Process: Abstract

What’s my process for making art?  Well, there’s a few types of artwork that I make.  I do drawings, studio paintings, live paintings, Live Wedding Art, figural art, custom art, etc.…  Each type has its own way of taking place.  I’d like to talk about the most recent paintings I created.  Two weeks ago I did an artist residency and finished 26 abstract oil paintings.  These are the ones I want to dive into.


These pieces are developed out of a retreat from overthinking.  I’ve come back time and time again to abstraction as a place where I don’t have to create some big argument through art or have an agenda with a painting.  I love and respect artists that make bold statements with their work but it’s quite a burden at this point in my creativity to use that as a goal.  It’s heavy.  It’s oppressive.  So instead sometimes I just paint.


For these I was using oils.  I love the texture and the way that they mix and spread around the canvas.  The color with oil paint is amazing.  The way the light travels in and reflects out is really beautiful.  They blend into each other so easily and don’t dry for days, so there’s a ton that can be done with them when consecutive time is spent in the studio.  If I were to choose between oil paints and any other medium I would always choose them.
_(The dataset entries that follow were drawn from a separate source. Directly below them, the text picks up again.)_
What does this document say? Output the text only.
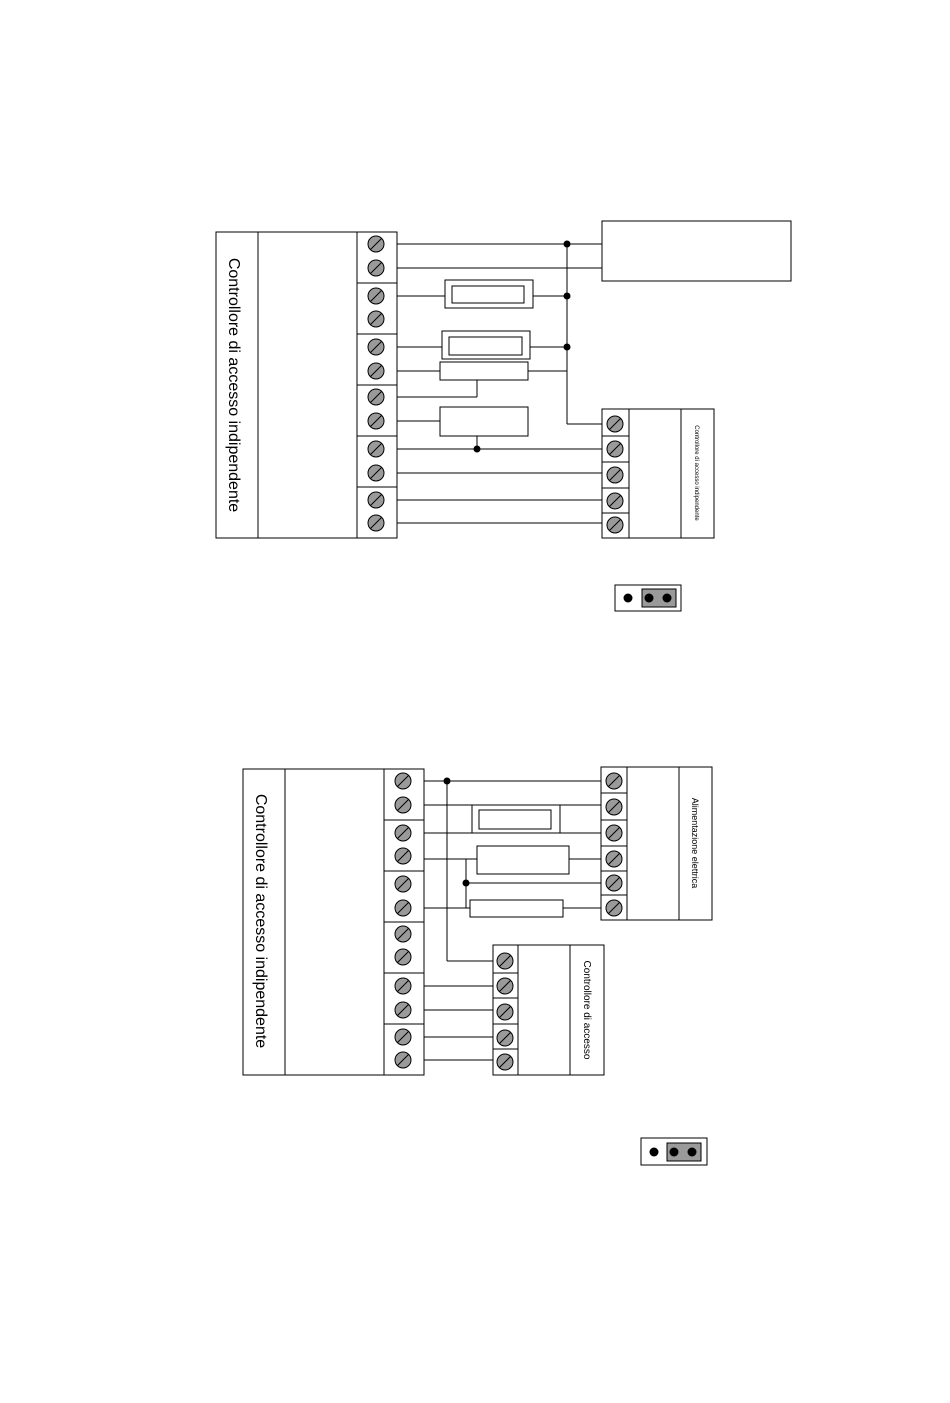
Controllore di accesso indipendente	Controllore di accesso indipendente
Controllore di accesso indipendente	Alimentazione elettrica
Controllore di accesso
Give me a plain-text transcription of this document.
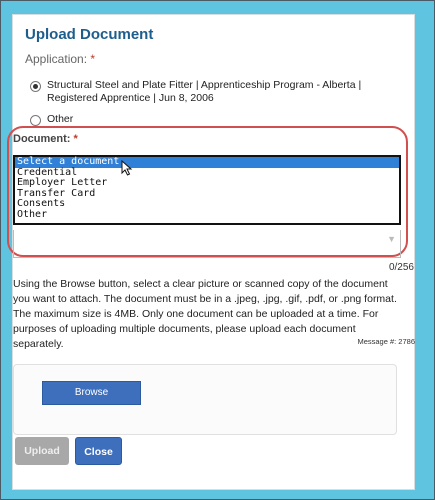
Upload Document
Application: *
Structural Steel and Plate Fitter | Apprenticeship Program - Alberta | Registered Apprentice | Jun 8, 2006
Other
Document: *
Select a document
Credential
Employer Letter
Transfer Card
Consents
Other
▼
0/256

Using the Browse button, select a clear picture or scanned copy of the document you want to attach. The document must be in a .jpeg, .jpg, .gif, .pdf, or .png format. The maximum size is 4MB. Only one document can be uploaded at a time. For purposes of uploading multiple documents, please upload each document separately.	Message #: 2786
Browse
Upload	Close
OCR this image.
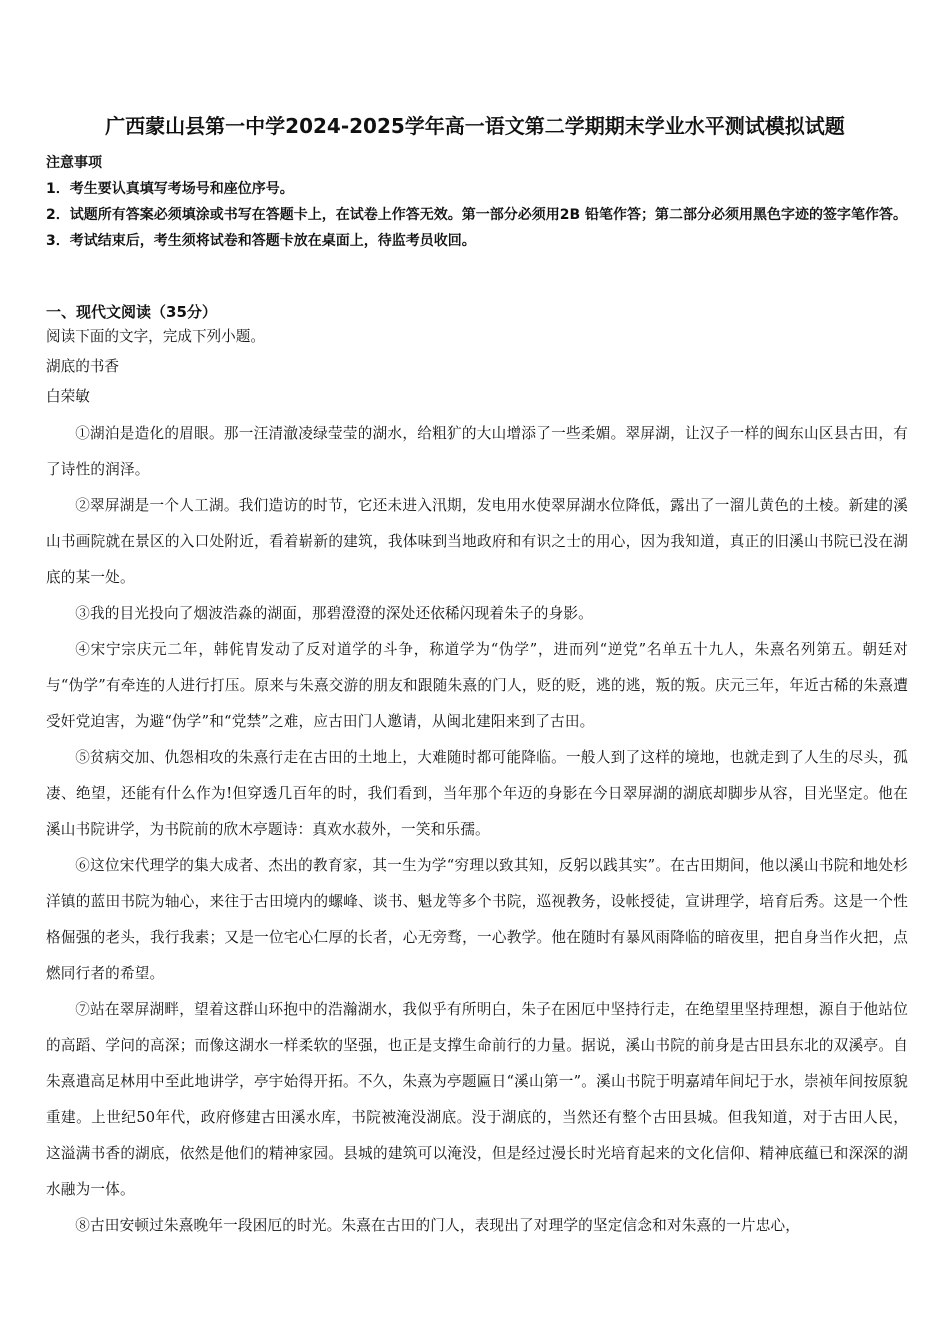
广西蒙山县第一中学2024-2025学年高一语文第二学期期末学业水平测试模拟试题

注意事项

1．考生要认真填写考场号和座位序号。

2．试题所有答案必须填涂或书写在答题卡上，在试卷上作答无效。第一部分必须用2B 铅笔作答；第二部分必须用黑色字迹的签字笔作答。

3．考试结束后，考生须将试卷和答题卡放在桌面上，待监考员收回。

一、现代文阅读（35分）

阅读下面的文字，完成下列小题。

湖底的书香

白荣敏

①湖泊是造化的眉眼。那一汪清澈凌绿莹莹的湖水，给粗犷的大山增添了一些柔媚。翠屏湖，让汉子一样的闽东山区县古田，有了诗性的润泽。

②翠屏湖是一个人工湖。我们造访的时节，它还未进入汛期，发电用水使翠屏湖水位降低，露出了一溜儿黄色的土棱。新建的溪山书画院就在景区的入口处附近，看着崭新的建筑，我体味到当地政府和有识之士的用心，因为我知道，真正的旧溪山书院已没在湖底的某一处。

③我的目光投向了烟波浩淼的湖面，那碧澄澄的深处还依稀闪现着朱子的身影。

④宋宁宗庆元二年，韩侂胄发动了反对道学的斗争，称道学为“伪学”，进而列“逆党”名单五十九人，朱熹名列第五。朝廷对与“伪学”有牵连的人进行打压。原来与朱熹交游的朋友和跟随朱熹的门人，贬的贬，逃的逃，叛的叛。庆元三年，年近古稀的朱熹遭受奸党迫害，为避“伪学”和“党禁”之难，应古田门人邀请，从闽北建阳来到了古田。

⑤贫病交加、仇怨相攻的朱熹行走在古田的土地上，大难随时都可能降临。一般人到了这样的境地，也就走到了人生的尽头，孤凄、绝望，还能有什么作为!但穿透几百年的时，我们看到，当年那个年迈的身影在今日翠屏湖的湖底却脚步从容，目光坚定。他在溪山书院讲学，为书院前的欣木亭题诗：真欢水菽外，一笑和乐孺。

⑥这位宋代理学的集大成者、杰出的教育家，其一生为学“穷理以致其知，反躬以践其实”。在古田期间，他以溪山书院和地处杉洋镇的蓝田书院为轴心，来往于古田境内的螺峰、谈书、魁龙等多个书院，巡视教务，设帐授徒，宣讲理学，培育后秀。这是一个性格倔强的老头，我行我素；又是一位宅心仁厚的长者，心无旁骛，一心教学。他在随时有暴风雨降临的暗夜里，把自身当作火把，点燃同行者的希望。

⑦站在翠屏湖畔，望着这群山环抱中的浩瀚湖水，我似乎有所明白，朱子在困厄中坚持行走，在绝望里坚持理想，源自于他站位的高蹈、学问的高深；而像这湖水一样柔软的坚强，也正是支撑生命前行的力量。据说，溪山书院的前身是古田县东北的双溪亭。自朱熹遣高足林用中至此地讲学，亭宇始得开拓。不久，朱熹为亭题匾日“溪山第一”。溪山书院于明嘉靖年间圮于水，崇祯年间按原貌重建。上世纪50年代，政府修建古田溪水库，书院被淹没湖底。没于湖底的，当然还有整个古田县城。但我知道，对于古田人民，这溢满书香的湖底，依然是他们的精神家园。县城的建筑可以淹没，但是经过漫长时光培育起来的文化信仰、精神底蕴已和深深的湖水融为一体。

⑧古田安顿过朱熹晚年一段困厄的时光。朱熹在古田的门人，表现出了对理学的坚定信念和对朱熹的一片忠心，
I began with these pieces by covering the canvas.  I was using a 2:1 blend of walnut oil and mineral spirits to cut the paints.  You need to use a solvent of some kind with any kind of paint to help spread the paint and get more out of them.  With acrylics you use water.  With oils you need some kind of mineral spirit, turpentine, linseed oil, walnut oil, etc.  There’s probably a whole world of mixes that I haven’t even discovered yet.  So I’ll use a brush and use one color of paint, or multiple colors, but I’ll just cover the canvas with that and the solvent.


From there I begin playing with what’s starting to come together.  The composition begins to take shape and colors take over spaces from each other.  This is when each painting starts to take its own course.  It’s really interesting to me to make abstract art that’s not of anything.  Most art projects have a goal or an end point.  These pieces are about being present in the moment.
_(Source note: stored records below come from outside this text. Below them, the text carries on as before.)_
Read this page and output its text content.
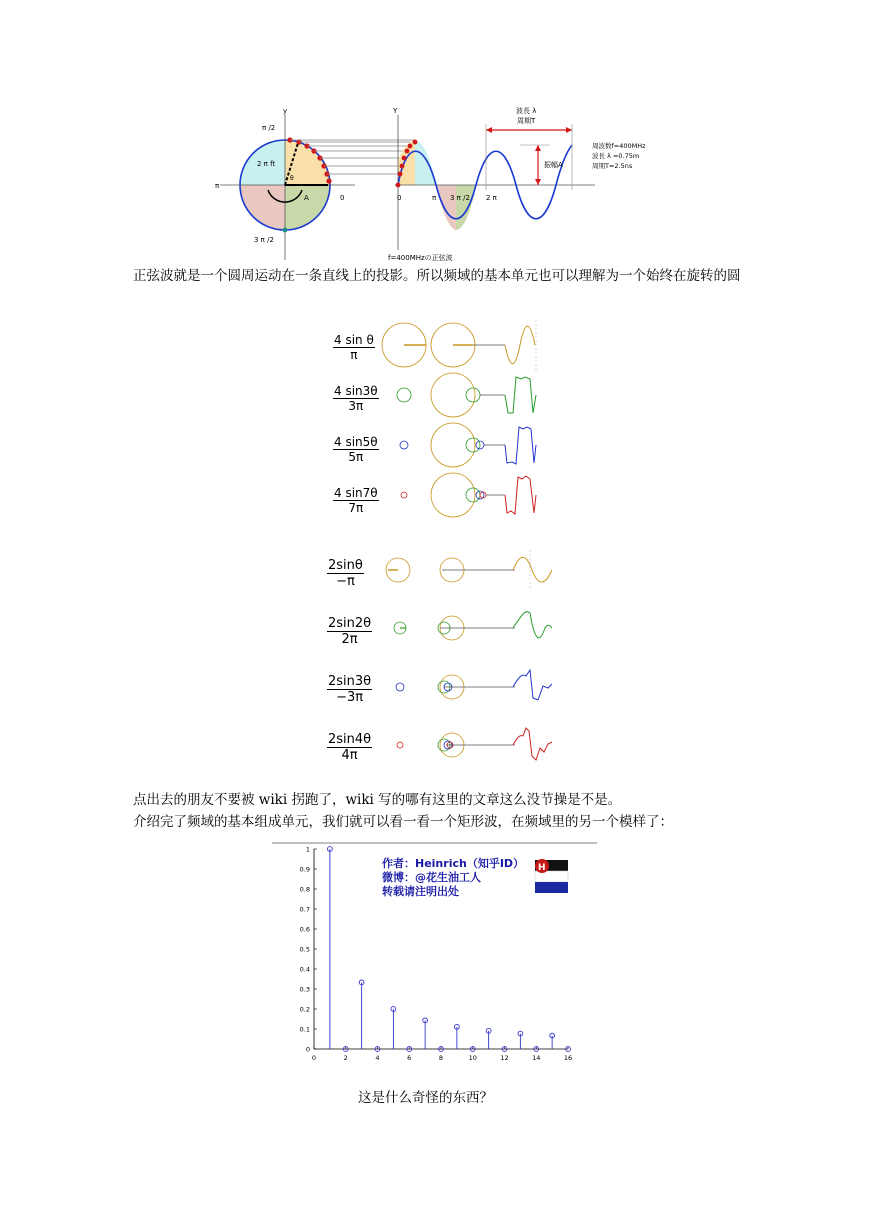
π /2
2 π ft
π
3 π /2
0
A
θ
y	Y
0	π 3 π /2 2 π
波長 λ
周期T
振幅A
周波数f=400MHz
波長 λ =0.75m
周期T=2.5ns
f=400MHzの正弦波
正弦波就是一个圆周运动在一条直线上的投影。所以频域的基本单元也可以理解为一个始终在旋转的圆
$\frac{\text{4 sin θ}}{\pi}$
$\frac{4 \sin 3\theta}{3\pi}$
$\frac{4 \sin 5\theta}{5\pi}$
$\frac{4 \sin 7\theta}{7\pi}$
$\frac{2\sin\theta}{-\pi}$
$\frac{2\sin 2\theta}{2\pi}$
$\frac{2\sin 3\theta}{-3\pi}$
$\frac{2\sin 4\theta}{4\pi}$
点出去的朋友不要被 wiki 拐跑了，wiki 写的哪有这里的文章这么没节操是不是。
介绍完了频域的基本组成单元，我们就可以看一看一个矩形波，在频域里的另一个模样了：
0	2	4	6	8	10	12	14	16
0
0.1
0.2
0.3
0.4
0.5
0.6
0.7
0.8
0.9
1
作者：Heinrich（知乎ID）
微博：@花生油工人
转载请注明出处
H
这是什么奇怪的东西？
So time goes by, and I just move the paint around.  I use brushes of different sizes, palette knives, pencils and sometimes my fingers.  The paints merge together, every brush stroke changes the image a little bit.  Part of the challenge is having a sharp focus while not even having a clue what I’m doing.  It’s such a weird duality.


The key element though seems to be time.  Time is what makes these paintings happen.  It almost feels like I’m not really doing anything other than watching the art unfold in front of me.  But it’s not about a certain amount of time that I need to spend on a piece, it’s about the right amount of time.  Some take longer than others.  At a particular point I just feel that it’s done.  I know it’s done, and then it’s done.  It’s like baking a pizza by the feel of it, only every pizza is different and ends up in a completely different shape.